In the UK, ACT teams need to be staffed appropriately and operate with the critical components likely to result in improved outcomes

. Otherwise, their lack of DALY cost-effectiveness will make them vulnerable to closure. [ or replaced by Home Treatment, burdensome and ineffective, and often used when there are no immediate admission beds.]

week three :-



How to discover and retake these into the help needed.

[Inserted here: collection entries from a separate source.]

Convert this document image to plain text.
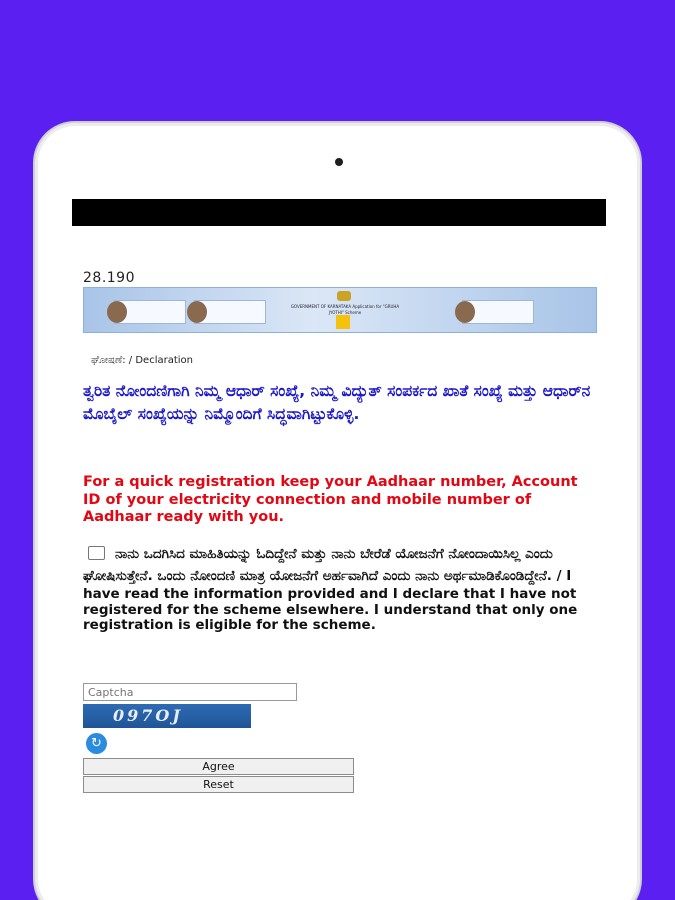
28.190
GOVERNMENT OF KARNATAKA Application for "GRUHA JYOTHI" Scheme
ಘೋಷಣೆ: / Declaration
ತ್ವರಿತ ನೋಂದಣಿಗಾಗಿ ನಿಮ್ಮ ಆಧಾರ್ ಸಂಖ್ಯೆ, ನಿಮ್ಮ ವಿದ್ಯುತ್ ಸಂಪರ್ಕದ ಖಾತೆ ಸಂಖ್ಯೆ ಮತ್ತು ಆಧಾರ್‌ನ ಮೊಬೈಲ್ ಸಂಖ್ಯೆಯನ್ನು ನಿಮ್ಮೊಂದಿಗೆ ಸಿದ್ಧವಾಗಿಟ್ಟುಕೊಳ್ಳಿ.
For a quick registration keep your Aadhaar number, Account ID of your electricity connection and mobile number of Aadhaar ready with you.
ನಾನು ಒದಗಿಸಿದ ಮಾಹಿತಿಯನ್ನು ಓದಿದ್ದೇನೆ ಮತ್ತು ನಾನು ಬೇರೆಡೆ ಯೋಜನೆಗೆ ನೋಂದಾಯಿಸಿಲ್ಲ ಎಂದು ಘೋಷಿಸುತ್ತೇನೆ. ಒಂದು ನೋಂದಣಿ ಮಾತ್ರ ಯೋಜನೆಗೆ ಅರ್ಹವಾಗಿದೆ ಎಂದು ನಾನು ಅರ್ಥಮಾಡಿಕೊಂಡಿದ್ದೇನೆ. / I
have read the information provided and I declare that I have not registered for the scheme elsewhere. I understand that only one registration is eligible for the scheme.
Captcha
097OJ
↻
Agree
Reset
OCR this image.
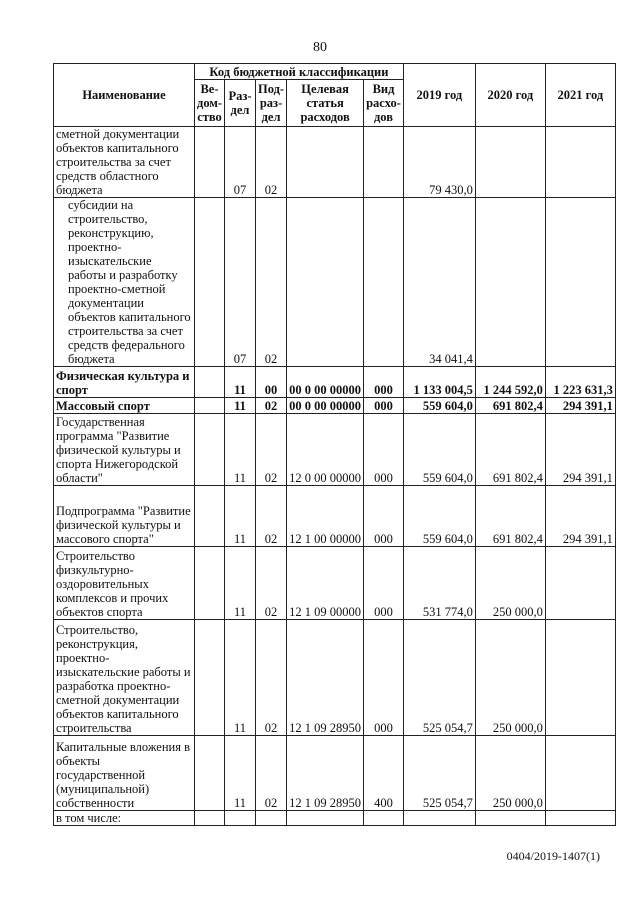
80
Наименование	Код бюджетной классификации					2019 год	2020 год	2021 год
	Ве-дом-ство	Раз-дел	Под-раз-дел	Целевая статья расходов	Вид расхо-дов			
сметной документации объектов капитального строительства за счет средств областного бюджета		07	02			79 430,0		
субсидии на строительство, реконструкцию, проектно-изыскательские работы и разработку проектно-сметной документации объектов капитального строительства за счет средств федерального бюджета		07	02			34 041,4		
Физическая культура и спорт		11	00	00 0 00 00000	000	1 133 004,5	1 244 592,0	1 223 631,3
Массовый спорт		11	02	00 0 00 00000	000	559 604,0	691 802,4	294 391,1
Государственная программа "Развитие физической культуры и спорта Нижегородской области"		11	02	12 0 00 00000	000	559 604,0	691 802,4	294 391,1
Подпрограмма "Развитие физической культуры и массового спорта"		11	02	12 1 00 00000	000	559 604,0	691 802,4	294 391,1
Строительство физкультурно-оздоровительных комплексов и прочих объектов спорта		11	02	12 1 09 00000	000	531 774,0	250 000,0	
Строительство, реконструкция, проектно-изыскательские работы и разработка проектно-сметной документации объектов капитального строительства		11	02	12 1 09 28950	000	525 054,7	250 000,0	
Капитальные вложения в объекты государственной (муниципальной) собственности		11	02	12 1 09 28950	400	525 054,7	250 000,0	
в том числе:								
0404/2019-1407(1)
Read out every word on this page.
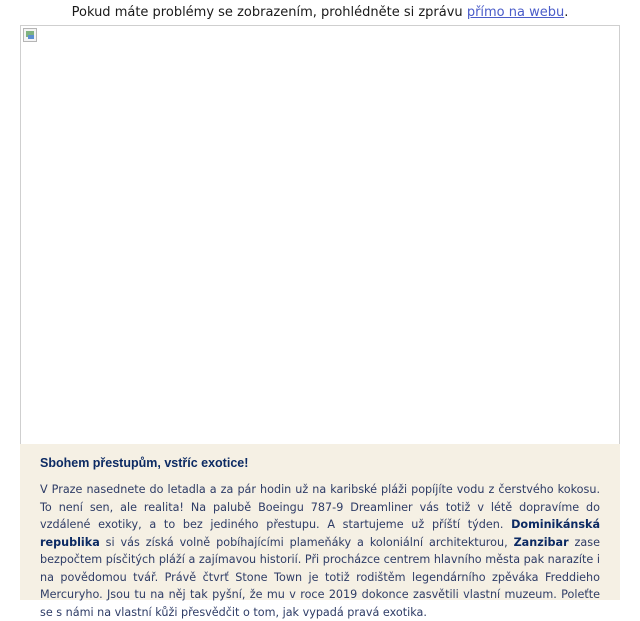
Pokud máte problémy se zobrazením, prohlédněte si zprávu přímo na webu.
Sbohem přestupům, vstříc exotice!

V Praze nasednete do letadla a za pár hodin už na karibské pláži popíjíte vodu z čerstvého kokosu. To není sen, ale realita! Na palubě Boeingu 787-9 Dreamliner vás totiž v létě dopravíme do vzdálené exotiky, a to bez jediného přestupu. A startujeme už příští týden. Dominikánská republika si vás získá volně pobíhajícími plameňáky a koloniální architekturou, Zanzibar zase bezpočtem písčitých pláží a zajímavou historií. Při procházce centrem hlavního města pak narazíte i na povědomou tvář. Právě čtvrť Stone Town je totiž rodištěm legendárního zpěváka Freddieho Mercuryho. Jsou tu na něj tak pyšní, že mu v roce 2019 dokonce zasvětili vlastní muzeum. Poleťte se s námi na vlastní kůži přesvědčit o tom, jak vypadá pravá exotika.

For those in a system of living which provides for the support of a regular domestic success,
plus a routine achieving connection to settled activities within the week - a programme for their living which is and reliable, with someone - often a family member - to be a monitor for early intervention when that seems necessary; here, the light touch is reasonable.
For the others, erratic and excluding themselves, it increasingly looks as though some kind of 'wardship' should be developed - Community Treatment Orders and depot regime [ CTO's]
but with clear reciprocal benefit in funding, for appropriate residential support and occupational activities; guardianship with extra powers?

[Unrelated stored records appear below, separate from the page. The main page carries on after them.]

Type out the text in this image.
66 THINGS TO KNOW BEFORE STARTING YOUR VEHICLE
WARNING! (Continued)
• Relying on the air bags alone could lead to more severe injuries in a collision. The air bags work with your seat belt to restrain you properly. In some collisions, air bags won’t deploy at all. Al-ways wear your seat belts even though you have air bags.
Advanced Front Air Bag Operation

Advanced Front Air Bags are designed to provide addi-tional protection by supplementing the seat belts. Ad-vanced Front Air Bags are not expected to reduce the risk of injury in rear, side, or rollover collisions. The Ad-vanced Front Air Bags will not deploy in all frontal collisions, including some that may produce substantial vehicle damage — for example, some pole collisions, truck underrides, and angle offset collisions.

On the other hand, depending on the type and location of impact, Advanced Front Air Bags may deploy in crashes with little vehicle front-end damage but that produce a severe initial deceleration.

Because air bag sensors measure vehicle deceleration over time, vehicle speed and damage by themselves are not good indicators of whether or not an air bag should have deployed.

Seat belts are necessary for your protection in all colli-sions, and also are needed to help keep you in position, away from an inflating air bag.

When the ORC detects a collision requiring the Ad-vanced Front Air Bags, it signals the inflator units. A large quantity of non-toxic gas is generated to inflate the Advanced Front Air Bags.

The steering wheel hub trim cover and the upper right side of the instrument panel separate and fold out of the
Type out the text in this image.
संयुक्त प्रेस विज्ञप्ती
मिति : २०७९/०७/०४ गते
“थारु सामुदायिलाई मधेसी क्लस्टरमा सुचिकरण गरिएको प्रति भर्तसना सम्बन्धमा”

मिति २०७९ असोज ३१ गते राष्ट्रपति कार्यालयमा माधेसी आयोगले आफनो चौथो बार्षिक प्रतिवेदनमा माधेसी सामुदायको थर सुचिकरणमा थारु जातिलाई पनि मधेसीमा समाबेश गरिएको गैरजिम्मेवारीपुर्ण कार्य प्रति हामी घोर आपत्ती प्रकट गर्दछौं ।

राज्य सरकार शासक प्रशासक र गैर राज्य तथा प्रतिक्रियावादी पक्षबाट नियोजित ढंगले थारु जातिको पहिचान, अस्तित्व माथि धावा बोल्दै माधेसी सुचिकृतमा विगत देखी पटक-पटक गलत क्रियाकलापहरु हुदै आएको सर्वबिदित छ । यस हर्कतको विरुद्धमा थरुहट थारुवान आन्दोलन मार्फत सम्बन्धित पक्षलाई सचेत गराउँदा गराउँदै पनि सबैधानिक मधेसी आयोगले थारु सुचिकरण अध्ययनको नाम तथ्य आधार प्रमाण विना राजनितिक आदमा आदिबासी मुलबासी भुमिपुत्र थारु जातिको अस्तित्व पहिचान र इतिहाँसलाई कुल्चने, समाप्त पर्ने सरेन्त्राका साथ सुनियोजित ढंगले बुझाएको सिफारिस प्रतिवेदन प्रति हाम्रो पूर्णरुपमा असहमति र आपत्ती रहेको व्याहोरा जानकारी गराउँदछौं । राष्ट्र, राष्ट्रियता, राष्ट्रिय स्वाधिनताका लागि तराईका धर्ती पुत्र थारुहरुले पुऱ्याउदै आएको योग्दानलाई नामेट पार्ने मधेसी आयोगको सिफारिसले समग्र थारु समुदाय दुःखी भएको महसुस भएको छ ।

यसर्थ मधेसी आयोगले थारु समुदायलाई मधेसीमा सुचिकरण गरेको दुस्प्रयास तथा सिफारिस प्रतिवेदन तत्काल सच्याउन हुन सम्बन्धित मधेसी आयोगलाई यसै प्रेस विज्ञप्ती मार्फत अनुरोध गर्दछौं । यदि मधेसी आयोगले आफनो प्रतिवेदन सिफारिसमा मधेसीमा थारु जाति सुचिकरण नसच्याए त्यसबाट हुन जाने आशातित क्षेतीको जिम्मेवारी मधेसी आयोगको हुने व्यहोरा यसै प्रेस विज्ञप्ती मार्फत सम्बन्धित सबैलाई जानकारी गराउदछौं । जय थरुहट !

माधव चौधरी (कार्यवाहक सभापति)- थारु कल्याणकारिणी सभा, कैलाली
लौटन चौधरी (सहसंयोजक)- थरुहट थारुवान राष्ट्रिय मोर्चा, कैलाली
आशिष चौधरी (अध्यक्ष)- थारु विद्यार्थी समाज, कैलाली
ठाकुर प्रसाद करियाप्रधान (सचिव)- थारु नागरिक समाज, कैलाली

There is a difference from those in some residual illness , but who have a directed life that they keep in contct with; that is one connected to some meaningful regular activity, a routine for themselves, with contiinuing help, maintained by them, observed by other people :
from those others who do not have this, and consequently are open to times when the illness is in charge, not open to observation; there is no such programme onto which to re-engage and restore the commitment.
It is the these latter who have to be kept in contact, sufficient to carry some form of surveillance and with the contact to a significant person in their lives, often a family member, able to do reporting in.